等他再次醒來的時候,看見的就是醫務室的天花闆。
宋星雪揉了揉眼睛,身上的難受已經莫名其妙的消失了,但是那種大病初愈般的乏力感依然存在。
他覺得自己大概需要去醫院看看了,今天這種情況出現了好幾次,還一次比一次嚴重。
不過,雖然自己幹了什麼記不清了,但昏迷之前那股香灰味兒卻讓他印象深刻。
上一次聞到是在謝隽後座,但這次謝隽座位很遠,對方也不可能主動過來幫他吧。
“你醒啦,星雪。”熟悉的溫柔的女聲在耳邊響起,打斷了宋星雪的思路。
宋星雪愣了一下,扭頭就看見林藝正在床邊給他剝橘子。
少女有一頭柔順的烏黑長發,因為低着頭,被她側披在肩上。
瑩白的膚色讓落日斜射進來的光照出了暖色,更顯得溫柔。
看着眼前的少女,宋星雪暫時忘記了之前的難堪,忍不住有些開心地道,“你怎麼來了。”
林藝托着橘子皮将橘子遞給他,露出一個頗有深意的笑,“在路上看見你被人抱去醫務室,有些擔心,不過醫生說沒大礙。”
“謝謝。”宋星雪将橘子塞進嘴裡,酸酸甜甜的味道讓他的腦子清醒了不少,也突然意識到了有什麼不對勁。
“你是說,我,被人抱過來的?”宋星雪有些傻眼,他再怎麼也是個成年男性,誰能抱他跑來醫務室。

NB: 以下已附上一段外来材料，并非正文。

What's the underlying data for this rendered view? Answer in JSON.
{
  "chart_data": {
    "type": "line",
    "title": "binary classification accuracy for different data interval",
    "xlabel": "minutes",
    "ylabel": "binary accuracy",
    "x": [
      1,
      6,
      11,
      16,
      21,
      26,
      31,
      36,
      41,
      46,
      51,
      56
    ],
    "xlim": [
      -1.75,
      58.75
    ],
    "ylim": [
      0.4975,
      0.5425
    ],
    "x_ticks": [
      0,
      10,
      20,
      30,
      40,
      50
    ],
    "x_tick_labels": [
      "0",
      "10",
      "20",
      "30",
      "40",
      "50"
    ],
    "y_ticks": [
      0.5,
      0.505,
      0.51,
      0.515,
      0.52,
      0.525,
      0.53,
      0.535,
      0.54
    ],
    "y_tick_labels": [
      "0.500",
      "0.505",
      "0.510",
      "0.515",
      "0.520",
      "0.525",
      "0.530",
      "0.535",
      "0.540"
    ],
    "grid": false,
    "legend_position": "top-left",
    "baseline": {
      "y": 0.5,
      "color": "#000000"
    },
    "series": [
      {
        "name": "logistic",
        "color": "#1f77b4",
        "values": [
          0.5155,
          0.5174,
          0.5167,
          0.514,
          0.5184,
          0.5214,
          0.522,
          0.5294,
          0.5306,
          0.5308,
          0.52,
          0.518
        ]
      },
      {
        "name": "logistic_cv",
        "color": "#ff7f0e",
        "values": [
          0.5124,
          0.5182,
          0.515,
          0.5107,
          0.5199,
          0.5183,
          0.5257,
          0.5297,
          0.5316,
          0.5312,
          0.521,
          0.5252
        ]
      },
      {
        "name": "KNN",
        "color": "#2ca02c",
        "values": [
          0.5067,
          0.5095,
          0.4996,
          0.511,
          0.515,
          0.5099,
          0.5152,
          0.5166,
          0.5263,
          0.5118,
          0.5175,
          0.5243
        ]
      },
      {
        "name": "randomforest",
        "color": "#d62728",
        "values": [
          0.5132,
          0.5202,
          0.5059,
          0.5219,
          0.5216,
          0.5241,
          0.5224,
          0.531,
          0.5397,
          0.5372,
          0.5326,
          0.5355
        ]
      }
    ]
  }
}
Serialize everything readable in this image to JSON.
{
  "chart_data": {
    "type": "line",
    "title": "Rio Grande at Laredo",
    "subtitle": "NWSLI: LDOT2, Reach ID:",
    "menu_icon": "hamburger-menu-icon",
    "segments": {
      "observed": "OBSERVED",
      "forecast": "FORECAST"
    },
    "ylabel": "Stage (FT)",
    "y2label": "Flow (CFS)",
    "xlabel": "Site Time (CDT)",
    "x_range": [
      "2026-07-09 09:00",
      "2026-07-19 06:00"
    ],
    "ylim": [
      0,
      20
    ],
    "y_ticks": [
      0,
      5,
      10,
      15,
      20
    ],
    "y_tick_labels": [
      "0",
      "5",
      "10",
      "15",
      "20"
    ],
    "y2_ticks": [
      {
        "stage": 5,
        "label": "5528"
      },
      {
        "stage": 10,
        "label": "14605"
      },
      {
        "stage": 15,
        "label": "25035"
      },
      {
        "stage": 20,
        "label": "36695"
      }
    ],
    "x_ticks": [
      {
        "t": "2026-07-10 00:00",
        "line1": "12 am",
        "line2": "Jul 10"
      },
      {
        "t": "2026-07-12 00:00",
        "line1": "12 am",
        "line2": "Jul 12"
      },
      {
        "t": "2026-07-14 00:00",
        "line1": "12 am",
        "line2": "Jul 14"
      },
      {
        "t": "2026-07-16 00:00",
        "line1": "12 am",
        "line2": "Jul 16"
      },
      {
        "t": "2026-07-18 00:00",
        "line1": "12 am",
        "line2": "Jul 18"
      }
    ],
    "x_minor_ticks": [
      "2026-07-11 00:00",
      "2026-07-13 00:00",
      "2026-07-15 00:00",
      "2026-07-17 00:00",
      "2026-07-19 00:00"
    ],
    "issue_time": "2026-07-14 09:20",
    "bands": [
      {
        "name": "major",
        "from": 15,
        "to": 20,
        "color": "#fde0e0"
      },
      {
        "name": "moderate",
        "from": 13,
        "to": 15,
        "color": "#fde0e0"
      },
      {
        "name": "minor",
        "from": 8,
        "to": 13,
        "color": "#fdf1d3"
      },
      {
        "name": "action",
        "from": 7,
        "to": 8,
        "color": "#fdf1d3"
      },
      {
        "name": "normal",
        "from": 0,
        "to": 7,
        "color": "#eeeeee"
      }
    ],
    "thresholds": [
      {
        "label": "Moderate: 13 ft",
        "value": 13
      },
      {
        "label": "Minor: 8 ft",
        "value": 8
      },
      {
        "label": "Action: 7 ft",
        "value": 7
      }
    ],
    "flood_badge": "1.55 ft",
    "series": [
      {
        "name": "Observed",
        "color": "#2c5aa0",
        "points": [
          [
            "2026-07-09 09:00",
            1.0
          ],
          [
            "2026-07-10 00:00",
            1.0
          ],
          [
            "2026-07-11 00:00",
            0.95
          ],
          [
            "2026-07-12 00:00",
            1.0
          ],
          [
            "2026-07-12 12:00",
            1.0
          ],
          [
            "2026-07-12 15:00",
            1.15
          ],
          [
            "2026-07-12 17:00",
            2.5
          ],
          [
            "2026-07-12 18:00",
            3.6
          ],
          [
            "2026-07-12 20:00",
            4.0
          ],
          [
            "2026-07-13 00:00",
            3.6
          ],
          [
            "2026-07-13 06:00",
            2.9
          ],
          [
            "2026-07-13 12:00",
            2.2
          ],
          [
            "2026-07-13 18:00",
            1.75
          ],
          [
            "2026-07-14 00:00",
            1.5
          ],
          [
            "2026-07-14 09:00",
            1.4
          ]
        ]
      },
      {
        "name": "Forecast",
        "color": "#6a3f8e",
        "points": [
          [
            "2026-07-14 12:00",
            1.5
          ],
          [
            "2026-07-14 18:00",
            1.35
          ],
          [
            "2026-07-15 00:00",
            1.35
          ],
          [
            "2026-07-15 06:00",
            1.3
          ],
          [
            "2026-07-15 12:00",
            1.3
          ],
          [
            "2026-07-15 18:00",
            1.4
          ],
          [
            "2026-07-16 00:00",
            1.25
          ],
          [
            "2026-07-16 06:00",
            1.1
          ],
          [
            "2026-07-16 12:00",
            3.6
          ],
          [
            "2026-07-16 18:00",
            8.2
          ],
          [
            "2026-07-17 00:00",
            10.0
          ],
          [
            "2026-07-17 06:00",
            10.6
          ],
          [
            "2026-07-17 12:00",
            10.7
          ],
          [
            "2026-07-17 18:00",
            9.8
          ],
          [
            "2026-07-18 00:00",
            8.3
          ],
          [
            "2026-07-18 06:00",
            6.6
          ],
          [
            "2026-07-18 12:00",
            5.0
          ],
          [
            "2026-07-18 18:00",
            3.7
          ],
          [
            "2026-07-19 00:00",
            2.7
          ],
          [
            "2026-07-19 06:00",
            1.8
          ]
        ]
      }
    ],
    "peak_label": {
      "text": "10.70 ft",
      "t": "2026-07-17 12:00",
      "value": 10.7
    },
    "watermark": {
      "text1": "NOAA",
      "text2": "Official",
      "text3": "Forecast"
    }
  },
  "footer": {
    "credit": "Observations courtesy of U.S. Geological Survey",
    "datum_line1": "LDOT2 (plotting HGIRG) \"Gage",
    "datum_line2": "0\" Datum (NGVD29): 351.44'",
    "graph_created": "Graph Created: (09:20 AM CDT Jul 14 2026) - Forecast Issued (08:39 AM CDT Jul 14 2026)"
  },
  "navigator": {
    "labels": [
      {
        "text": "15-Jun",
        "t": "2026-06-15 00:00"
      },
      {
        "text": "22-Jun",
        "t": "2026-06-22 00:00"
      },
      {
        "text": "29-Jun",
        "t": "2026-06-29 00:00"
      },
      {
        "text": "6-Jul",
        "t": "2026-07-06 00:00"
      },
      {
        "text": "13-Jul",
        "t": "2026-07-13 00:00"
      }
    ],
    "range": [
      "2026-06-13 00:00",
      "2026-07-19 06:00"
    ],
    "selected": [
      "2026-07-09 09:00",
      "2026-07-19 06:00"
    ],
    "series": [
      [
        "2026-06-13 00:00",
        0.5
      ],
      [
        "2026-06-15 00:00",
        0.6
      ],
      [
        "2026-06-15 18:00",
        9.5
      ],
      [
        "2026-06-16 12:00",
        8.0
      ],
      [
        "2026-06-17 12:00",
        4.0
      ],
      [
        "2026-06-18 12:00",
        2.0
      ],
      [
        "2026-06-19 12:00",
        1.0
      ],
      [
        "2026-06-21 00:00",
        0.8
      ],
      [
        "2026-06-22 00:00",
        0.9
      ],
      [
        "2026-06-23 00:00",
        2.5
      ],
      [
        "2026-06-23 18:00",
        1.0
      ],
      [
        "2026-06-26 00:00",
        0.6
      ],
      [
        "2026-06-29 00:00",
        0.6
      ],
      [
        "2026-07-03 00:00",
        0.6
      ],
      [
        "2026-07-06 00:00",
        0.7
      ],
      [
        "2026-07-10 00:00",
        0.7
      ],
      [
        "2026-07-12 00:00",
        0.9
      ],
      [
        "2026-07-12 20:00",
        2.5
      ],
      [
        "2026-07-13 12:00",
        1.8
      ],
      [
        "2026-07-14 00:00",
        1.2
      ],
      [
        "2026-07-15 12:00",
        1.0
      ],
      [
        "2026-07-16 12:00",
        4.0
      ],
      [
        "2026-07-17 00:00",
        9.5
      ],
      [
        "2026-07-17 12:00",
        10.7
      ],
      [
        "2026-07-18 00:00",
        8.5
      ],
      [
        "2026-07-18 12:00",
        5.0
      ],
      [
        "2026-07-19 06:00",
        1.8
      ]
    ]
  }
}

不對,重點是……他被抱着跑了這麼遠,豈不是好多人都看見了。
甚至林藝也是因為這個原因才來醫務室看望他的。
宋星雪隻覺得心口一痛,氣得想吐血。
還好,抱他過來的應該是周應月。
隻要不是謝隽那個僞君子就行。
“對呀,沒想到謝隽看起來挺高冷的人,竟然對同學這麼熱心。”林藝笑眯眯的道,似乎沒覺得有什麼不對。
宋星雪的腦袋死機了一瞬,謝隽總是能成為他最不願意選擇的那個答案。
所以昏迷之前聞到的香灰味兒真是對方身上的。
想到自己丢臉還被林藝看到,甚至林藝還誇了謝隽,宋星雪就沒什麼好氣地道,“要不是他,說不定我都不會暈倒。”
這句本來隻是埋怨謝隽摔到了他,但林藝聽到後臉色卻有些古怪,她猶豫了一下才道,“對了星雪,醫生讓我告訴你……平時别太憋着。”
宋星雪沒反應過來,他憋着什麼了,他向來有啥說啥,有脾氣就發。
林藝見宋星雪一臉單純,忽然有些尴尬的揉了揉臉,果然還是太罪惡了,要轉告這種事情。
空氣又沉默了幾秒,宋星雪終于反應過來了這句話的意思。
他的臉瞬間變成了紅色,像是熟透了的蜜桃,皮薄多汁,“校醫都,都不靠譜,我根本就……”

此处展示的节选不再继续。